Avec quelque 80 unités industrielles en activité, le Mali fait piètre figure face ses voisins sénégalais (4000 unités) et ivoirien (6000 unités). Pis: de JEMENI à HUICOMA, en passant par FITINA et SAMPANA SA, la plupart des grandes entreprises maliennes battent de l’aile ou sont déjà mortes de leur belle mort. Leur principal tueur en série ? L’Etat!

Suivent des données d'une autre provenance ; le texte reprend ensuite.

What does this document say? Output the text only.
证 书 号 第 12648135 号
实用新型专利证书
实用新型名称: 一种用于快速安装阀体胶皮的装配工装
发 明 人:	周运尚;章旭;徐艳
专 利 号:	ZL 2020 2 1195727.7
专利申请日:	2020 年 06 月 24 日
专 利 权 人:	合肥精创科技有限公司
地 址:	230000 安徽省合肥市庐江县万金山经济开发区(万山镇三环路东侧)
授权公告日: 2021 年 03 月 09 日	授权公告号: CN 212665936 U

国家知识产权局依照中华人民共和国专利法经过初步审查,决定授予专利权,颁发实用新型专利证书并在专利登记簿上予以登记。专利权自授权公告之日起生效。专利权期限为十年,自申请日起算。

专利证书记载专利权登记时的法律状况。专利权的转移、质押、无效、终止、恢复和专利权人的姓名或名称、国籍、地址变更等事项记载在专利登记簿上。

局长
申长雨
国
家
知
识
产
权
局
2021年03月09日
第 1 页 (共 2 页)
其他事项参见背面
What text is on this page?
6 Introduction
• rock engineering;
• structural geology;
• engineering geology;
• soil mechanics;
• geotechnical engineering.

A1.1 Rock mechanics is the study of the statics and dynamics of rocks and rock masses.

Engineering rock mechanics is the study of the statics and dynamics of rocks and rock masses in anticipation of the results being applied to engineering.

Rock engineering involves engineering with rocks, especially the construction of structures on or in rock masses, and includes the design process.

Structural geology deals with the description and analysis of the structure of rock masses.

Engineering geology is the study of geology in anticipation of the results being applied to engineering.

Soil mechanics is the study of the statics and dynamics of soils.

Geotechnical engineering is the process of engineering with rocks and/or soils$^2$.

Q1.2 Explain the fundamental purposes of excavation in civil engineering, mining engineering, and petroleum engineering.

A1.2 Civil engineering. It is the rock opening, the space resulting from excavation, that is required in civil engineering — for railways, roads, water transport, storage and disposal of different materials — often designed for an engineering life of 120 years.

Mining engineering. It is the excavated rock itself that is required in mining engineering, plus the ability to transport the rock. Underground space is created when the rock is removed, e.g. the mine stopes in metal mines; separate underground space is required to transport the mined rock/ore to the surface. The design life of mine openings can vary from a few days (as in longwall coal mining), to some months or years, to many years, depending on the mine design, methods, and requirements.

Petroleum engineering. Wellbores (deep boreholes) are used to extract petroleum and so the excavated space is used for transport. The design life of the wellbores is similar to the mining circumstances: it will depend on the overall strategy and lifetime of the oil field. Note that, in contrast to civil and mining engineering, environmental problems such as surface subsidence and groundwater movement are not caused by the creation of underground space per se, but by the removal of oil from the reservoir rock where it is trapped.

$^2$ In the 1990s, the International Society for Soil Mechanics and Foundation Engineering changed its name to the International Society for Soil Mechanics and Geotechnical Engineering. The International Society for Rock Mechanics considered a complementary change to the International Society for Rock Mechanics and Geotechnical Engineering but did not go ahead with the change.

siege Jemeni societe credit

Le bal des morts commence avec l’Union des Caisses d’épargne et de Crédit « Jemeni », structure de microfinance qui comptait, au temps de sa splendeur, 50.000 clients issus généralement de milieux défavorisés – marchands ambulants, vendeuses, ouvriers, etc.

 

 

La descente aux enfers de « Jemeni »

Ces clients ont déposé des sommes qui, à partir de 2010, n’ont pu être remboursées, faute de trésorerie suffisante. Du coup, les structures statutaires de l’entreprises (conseil d’administration et direction générale) sont dissoutes par le ministre des Finances et remplacées par un administrateur provisoire chargé de redresser la boîte. Assiégé journellement par des clients mécontents, le premier administrateur rest relevé. Le second n’a pas plus de résultats, l’Etat, qui l’a désigné, ne lui ayant versé qu’un milliard et demi de FCFA pour rembourser des dettes de…9,5 milliards. Ses rares biens faisant l’objet de saisies anarchiques de la part de débiteurs furieux, qui ont vendu aux enchères même les tables de travail, « Jemeni » obtient, en août 2012, du tribunal de commerce de Bamako une ordonnance de suspension des poursuites individuelles dans le cadre d’un règlement préventif.

 

En vertu de l’ordonnance, les créanciers sont tenus d’interrompre leurs actions judiciaires individuelles en attendant qu’un expert désigné par le tribunal évalue les possibilités de redressement de l’entreprise. Le rapport de l’expert conclut à une évidence : sans liquidités nouvelles, « Jemeni » ne peut survivre car elle détient des actifs de 5 milliards de FCFA contre des dettes de 9,5 milliards. L’Etat, pour sa part, refuse d’investir le moindre franc pour sauver l’entreprise. Pis, il décourage deux sérieux candidats à la reprise.Le premier, entreprise sénégalaise dénommée CCMAO (Confédération des caisses mutuelles d’Afrique de l’Ouest), s’engage à reprendre « Jemeni » et à rembourser les créanciers à condition que l’Etat malien émette à son profit une « lettre de reconfort », sorte de promesse d’accompagnement administratif et politique des investissements qu’elle projette. L’Etat refuse. Quant à l’entreprise américaine « 3B Holdings Corporation », elle propose à reprendre « Jemeni » et à apurer ses dettes à la condition que l’Etat malien permette à la nouvelle « Jemeni » d’effectuer des activités bancaires. L’Etat refuse encore une fois alors que les autorisations que les repreneurs lui demandent n’engagent pas ses finances !

 

 

L’extrême frilosité étatique condamne « Jemeni » à mort. Le tribunal de commerce décide, par jugement du 22 novembre 2013, la liquidation des biens de l’entreprise. Le liquidateur désigné, menacé par la foule des petits créanciers qui craignent de faire les frais de la liquidation, finit par démissionner le 11 août 2014.« Jemeni », devenue un fantôme, doit une bonne part de ses malheurs à l’Etat. En effet, ayant accepté, à la demande du gouvernement malien, de financer les écoles privées, elle avait, pour garantir ses prêts, passé une convention avec l’Etat et les écoles: les subventions publiques destinées aux écoles devait transiter par « Jemeni » afin que cette dernière y prélève son dû et reverse le reliquat aux écoles. En fraude des droits de « Jemeni », des trésoriers publics ont trouvé le moyen de verser, à Bamako et dans les régions, les subventions directement aux indélicates écoles, ce qui a précipité la faillite de « Jemeni », alors deuxième plus grand réseau de microfinance malien.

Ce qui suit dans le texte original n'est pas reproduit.